Baker Court’s reasoning. Though the court of appeals recognized that presentments no longer have to be initiated on the grand jury’s own motion but instead may properly be sought by a prosecutor, Baker held that the state statute defining presentments requires that a district attorney investigate a presentment after its return before seeking an indictment. The court pointed to the “plain language” of G.S. 15A-641, which states that “the district attorney is obligated to investigate the factual background of every presentment returned . . . and to submit bills of indictment . . . when . . . appropriate.” G.S. 15A-641(c).
This language, Baker held, “precludes a grand jury from issuing a presentment and indictment on the same charges absent an investigation by the prosecutor following the presentment and prior to the indictment.” (Slip op. at 5).
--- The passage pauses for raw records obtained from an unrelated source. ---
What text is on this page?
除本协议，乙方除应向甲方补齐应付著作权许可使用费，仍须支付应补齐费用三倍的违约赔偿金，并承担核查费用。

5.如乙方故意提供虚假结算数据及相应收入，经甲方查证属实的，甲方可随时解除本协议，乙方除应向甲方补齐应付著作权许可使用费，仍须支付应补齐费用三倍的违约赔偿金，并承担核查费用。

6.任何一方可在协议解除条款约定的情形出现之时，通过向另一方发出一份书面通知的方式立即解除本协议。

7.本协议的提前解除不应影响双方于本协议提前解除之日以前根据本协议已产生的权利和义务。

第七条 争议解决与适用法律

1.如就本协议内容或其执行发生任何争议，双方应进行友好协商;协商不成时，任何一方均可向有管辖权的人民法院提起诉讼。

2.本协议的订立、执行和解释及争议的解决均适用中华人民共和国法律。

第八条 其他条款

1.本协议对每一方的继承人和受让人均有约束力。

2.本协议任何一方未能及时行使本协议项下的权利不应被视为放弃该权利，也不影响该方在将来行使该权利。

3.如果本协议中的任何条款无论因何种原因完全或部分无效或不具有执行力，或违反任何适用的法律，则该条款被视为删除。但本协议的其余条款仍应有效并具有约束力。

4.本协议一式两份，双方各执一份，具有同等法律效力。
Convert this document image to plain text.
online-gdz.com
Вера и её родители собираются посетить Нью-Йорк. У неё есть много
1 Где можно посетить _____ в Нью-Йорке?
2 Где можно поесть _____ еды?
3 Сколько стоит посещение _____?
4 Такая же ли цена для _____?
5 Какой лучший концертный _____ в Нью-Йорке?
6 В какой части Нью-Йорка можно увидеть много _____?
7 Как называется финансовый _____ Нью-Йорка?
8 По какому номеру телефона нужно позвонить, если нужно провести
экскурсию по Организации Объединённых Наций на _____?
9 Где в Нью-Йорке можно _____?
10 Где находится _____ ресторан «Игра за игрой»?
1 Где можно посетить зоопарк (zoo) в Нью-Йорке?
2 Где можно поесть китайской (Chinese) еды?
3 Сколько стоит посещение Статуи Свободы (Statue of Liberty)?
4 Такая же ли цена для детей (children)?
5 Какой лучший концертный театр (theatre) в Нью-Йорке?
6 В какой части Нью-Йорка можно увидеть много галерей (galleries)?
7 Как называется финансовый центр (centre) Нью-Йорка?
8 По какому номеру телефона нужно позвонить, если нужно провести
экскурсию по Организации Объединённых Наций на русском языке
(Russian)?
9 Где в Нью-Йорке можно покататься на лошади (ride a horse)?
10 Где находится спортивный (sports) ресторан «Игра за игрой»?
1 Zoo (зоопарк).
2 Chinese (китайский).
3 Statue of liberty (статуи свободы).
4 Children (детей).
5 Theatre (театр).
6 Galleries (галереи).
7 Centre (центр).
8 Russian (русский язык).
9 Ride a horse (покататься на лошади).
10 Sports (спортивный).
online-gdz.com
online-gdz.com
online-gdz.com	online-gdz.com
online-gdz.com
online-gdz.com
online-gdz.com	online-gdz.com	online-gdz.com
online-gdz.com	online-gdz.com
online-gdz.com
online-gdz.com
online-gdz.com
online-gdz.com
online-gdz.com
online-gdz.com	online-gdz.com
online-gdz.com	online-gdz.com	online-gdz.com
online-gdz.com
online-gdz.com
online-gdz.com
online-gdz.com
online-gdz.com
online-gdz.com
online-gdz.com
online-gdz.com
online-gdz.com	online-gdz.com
The court further characterized its interpretation of the statute as being consistent with the historical understanding of presentments and the manner in which they differed from indictments.
What must happen after the presentment is issued? Baker clearly requires that there be some delay between issuance of a presentment and the return of an indictment for the same charges. And its reliance on G.S. 15A-641 indicates that some investigation must occur during that intervening time. But because an investigation will have preceded the district attorney’s request for a presentment, it may be unclear to a prosecutor what action to take following the presentment. At a minimum, a review of the case file would be advisable. (Slip op. at 10 (noting that “‘the prosecutor’s office reviewed the case file prior to the preparation of the Presentment and Indictment.’”)). Of course, if this is all that is required, the fact of the investigation seems of little practical import.
Impact. Though the flurry of presentment filings in DWI cases likely has slowed following the reversal of the court of appeals’ decision in Turner, presentments are still used on occasion. If recent court of appeals cases provide any sort of accurate sampling, it appears that the practice of submitting the presentment and indictment on the same day may have been a regular one. (The day Baker was decided, the court of appeals found that the superior court lacked jurisdiction over impaired driving charges in six other Pitt County cases in which presentments and indictments were simultaneously issued. Same-day presentments and indictments also were issued in State v. Hobson, __ N.C. App. ___, 819 S.E.2d 397 (2018) (discussed here).) That practice must be discontinued under Baker if the State wishes to proceed on the misdemeanor charges in superior court.
Why weren’t the charges dismissed? Though the court of appeals in Baker determined that the superior court lacked subject matter jurisdiction over the charges, it reversed the portion of the trial court’s order dismissing the charges. The court instead remanded the case to superior court with instructions to transfer the case to district court where, the court held, the defendant could be prosecuted based on the initial misdemeanor citation. (The citation for impaired driving was converted to a magistrate’s order upon Baker’s arrest, but the appellate court overlooked that distinction, which was, in any event, immaterial to its holding). The court reasoned that because the superior court failed to attain jurisdiction over the defendant by virtue of the flawed indictment, jeopardy never attached, and the State never acknowledged that it had dismissed the initial charges, the district court retained jurisdiction.
Last word? There was no dissent in the court of appeals and it does not appear that the State has petitioned the state supreme court for discretionary review. Absent some change in that regard, Baker sets a bright-line rule for the timing of presentments and indictments. They can’t be issued in one fell swoop.